Pierre Lemaitre, professore di lettere in pensione, è stato il vincitore del premio Goncourt 2013 con Ci rivediamo lassù (Mondadori).
Un romanzo “epico” che si inserisce a pieno titolo nel grande filone della tradizione del romanzo ottocentesco. Sufficiente leggere la nota dell'autore in cui menziona gli autori citati più o meno chiaramente.
Una storia che inizia nel 1918, ultimo anno della prima guerra mondiale visto dal fronte francese, per proseguire fino al 1920 narrando le vicende di due reduci che trascinano le loro vite nell'indigenza più assoluta. Entrambi sono vittime sacrificali delle smanie di gloria di un ufficiale che non esita a uccidere i propri soldati pur di fregiarsi del titolo di Eroe. La sua, una scalata che sembra inarrestabile, basata sulle truffe a danno del governo e delle famiglie dei caduti. I due reduci riusciranno a prendersi una rivincita, ognuno a modo proprio.
I quadri d'insieme si alternano alle scene delle descrizioni dei luoghi e al tratteggio dei vari personaggi, anche minori, lo stile è
Il romanzo si potrebbe definire un grande e tragico noir, dove non manca ogni genere di crimine.
Lemaitre, ovvero il Maestro, per un gioco di parole quanto mai appropriato, ha iniziato a pubblicare tardi, verso i sessant'anni.
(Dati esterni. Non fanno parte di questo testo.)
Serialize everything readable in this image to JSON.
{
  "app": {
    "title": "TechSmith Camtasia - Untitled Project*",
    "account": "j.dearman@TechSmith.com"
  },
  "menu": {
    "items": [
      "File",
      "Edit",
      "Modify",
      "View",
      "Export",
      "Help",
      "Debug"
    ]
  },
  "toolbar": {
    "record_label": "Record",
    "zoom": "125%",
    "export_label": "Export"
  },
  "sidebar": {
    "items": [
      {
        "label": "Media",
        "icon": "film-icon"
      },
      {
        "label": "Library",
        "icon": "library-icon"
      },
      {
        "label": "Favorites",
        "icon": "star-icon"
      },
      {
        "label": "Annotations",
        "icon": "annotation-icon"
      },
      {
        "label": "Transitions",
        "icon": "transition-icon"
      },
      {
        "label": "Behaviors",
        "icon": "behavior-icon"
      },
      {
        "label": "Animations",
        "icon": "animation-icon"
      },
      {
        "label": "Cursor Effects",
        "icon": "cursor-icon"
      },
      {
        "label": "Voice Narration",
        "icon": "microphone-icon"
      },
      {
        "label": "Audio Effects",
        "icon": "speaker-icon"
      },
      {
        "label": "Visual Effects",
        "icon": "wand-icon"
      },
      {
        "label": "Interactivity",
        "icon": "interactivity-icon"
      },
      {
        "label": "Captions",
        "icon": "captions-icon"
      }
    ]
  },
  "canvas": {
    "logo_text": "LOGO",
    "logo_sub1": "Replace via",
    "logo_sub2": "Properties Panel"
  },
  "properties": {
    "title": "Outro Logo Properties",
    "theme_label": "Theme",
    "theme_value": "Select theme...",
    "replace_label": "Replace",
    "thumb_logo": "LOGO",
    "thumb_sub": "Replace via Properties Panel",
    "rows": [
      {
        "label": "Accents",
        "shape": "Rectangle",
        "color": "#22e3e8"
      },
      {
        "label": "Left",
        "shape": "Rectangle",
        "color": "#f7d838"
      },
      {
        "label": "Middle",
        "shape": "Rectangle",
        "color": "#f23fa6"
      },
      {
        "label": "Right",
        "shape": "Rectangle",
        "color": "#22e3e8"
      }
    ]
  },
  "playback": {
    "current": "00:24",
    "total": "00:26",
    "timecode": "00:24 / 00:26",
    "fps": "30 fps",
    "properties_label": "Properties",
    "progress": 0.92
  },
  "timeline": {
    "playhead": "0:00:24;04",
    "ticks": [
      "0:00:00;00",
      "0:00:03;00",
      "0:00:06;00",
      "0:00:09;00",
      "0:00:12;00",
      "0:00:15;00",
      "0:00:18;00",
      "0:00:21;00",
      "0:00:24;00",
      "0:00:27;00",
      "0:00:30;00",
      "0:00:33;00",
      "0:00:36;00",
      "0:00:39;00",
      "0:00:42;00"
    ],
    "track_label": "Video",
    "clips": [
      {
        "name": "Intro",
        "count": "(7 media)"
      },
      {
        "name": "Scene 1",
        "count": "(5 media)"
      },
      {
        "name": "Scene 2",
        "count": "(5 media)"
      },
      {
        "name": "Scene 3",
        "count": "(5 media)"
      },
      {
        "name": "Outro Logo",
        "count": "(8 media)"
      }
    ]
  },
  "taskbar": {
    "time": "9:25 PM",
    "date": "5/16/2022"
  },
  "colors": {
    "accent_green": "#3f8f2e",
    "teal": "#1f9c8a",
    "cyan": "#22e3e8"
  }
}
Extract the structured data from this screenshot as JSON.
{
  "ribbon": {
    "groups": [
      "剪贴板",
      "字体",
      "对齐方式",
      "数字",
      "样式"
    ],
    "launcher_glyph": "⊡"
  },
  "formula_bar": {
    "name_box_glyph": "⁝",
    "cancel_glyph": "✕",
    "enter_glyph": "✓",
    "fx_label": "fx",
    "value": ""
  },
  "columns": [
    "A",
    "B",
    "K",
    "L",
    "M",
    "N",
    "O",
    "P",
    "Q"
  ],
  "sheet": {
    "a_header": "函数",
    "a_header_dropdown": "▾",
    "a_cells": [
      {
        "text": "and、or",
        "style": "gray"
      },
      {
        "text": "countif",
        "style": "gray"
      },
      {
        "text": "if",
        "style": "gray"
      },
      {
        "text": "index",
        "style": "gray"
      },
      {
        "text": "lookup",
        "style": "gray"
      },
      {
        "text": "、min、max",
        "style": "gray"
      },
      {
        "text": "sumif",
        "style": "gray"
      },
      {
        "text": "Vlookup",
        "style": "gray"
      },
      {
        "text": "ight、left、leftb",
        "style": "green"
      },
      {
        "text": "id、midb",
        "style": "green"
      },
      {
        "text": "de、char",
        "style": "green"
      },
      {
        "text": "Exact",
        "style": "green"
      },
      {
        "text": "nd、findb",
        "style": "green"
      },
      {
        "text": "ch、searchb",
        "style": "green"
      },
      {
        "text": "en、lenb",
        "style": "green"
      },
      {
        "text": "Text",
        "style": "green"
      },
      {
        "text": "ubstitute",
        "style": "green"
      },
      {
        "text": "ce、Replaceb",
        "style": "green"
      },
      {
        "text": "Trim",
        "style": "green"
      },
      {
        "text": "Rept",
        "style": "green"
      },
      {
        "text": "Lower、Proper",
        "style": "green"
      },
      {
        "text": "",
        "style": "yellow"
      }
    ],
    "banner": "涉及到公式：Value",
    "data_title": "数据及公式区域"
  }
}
Ma la vera novità è che i suoi precedenti romanzi, di cui uno non ancora pubblicato in Italia, sono tutti polar, ovvero romanzi polizieschi o gialli, come diciamo noi.
Stranissimo quindi che uno scrittore di “genere” vinca un premio tanto celebre e ambito. In un'intervista rilasciata a Anais Ginori per Repubblica, Lemaitre risponde convinto che “esiste un vecchio pregiudizio secondo cui se scrivi un romanzo giallo sei un autore, mentre se fai la letteratura “bianca” sei un vero scrittore. Ora forse questa artificiale distinzione di genere sarà superata”.
Speriamo, aggiungo io, ma senza troppa convinzione.
“Ci rivediamo lassù” come romanzo d'avventura? Romanzo popolare? Si chiedono i critici per mettere un'etichetta al nuiovo arrivato nell'empireo della letteratura “alta”.
Lemaitre cerca di abbattere steccati duri a morire, domandandosi se il contrario di popolare è la letteratura d'elite, intimista. Accetta la definizione se nel romanzo popolare si ascrivono autori come Hugo, Dumas, Manzoni. E proprio a proposito di Hugo, mi viene in mente il nostro Camilleri che in un'intervista recente ha avuto a dire che se fosse vissuto oggi Hugo scriverebbe noir.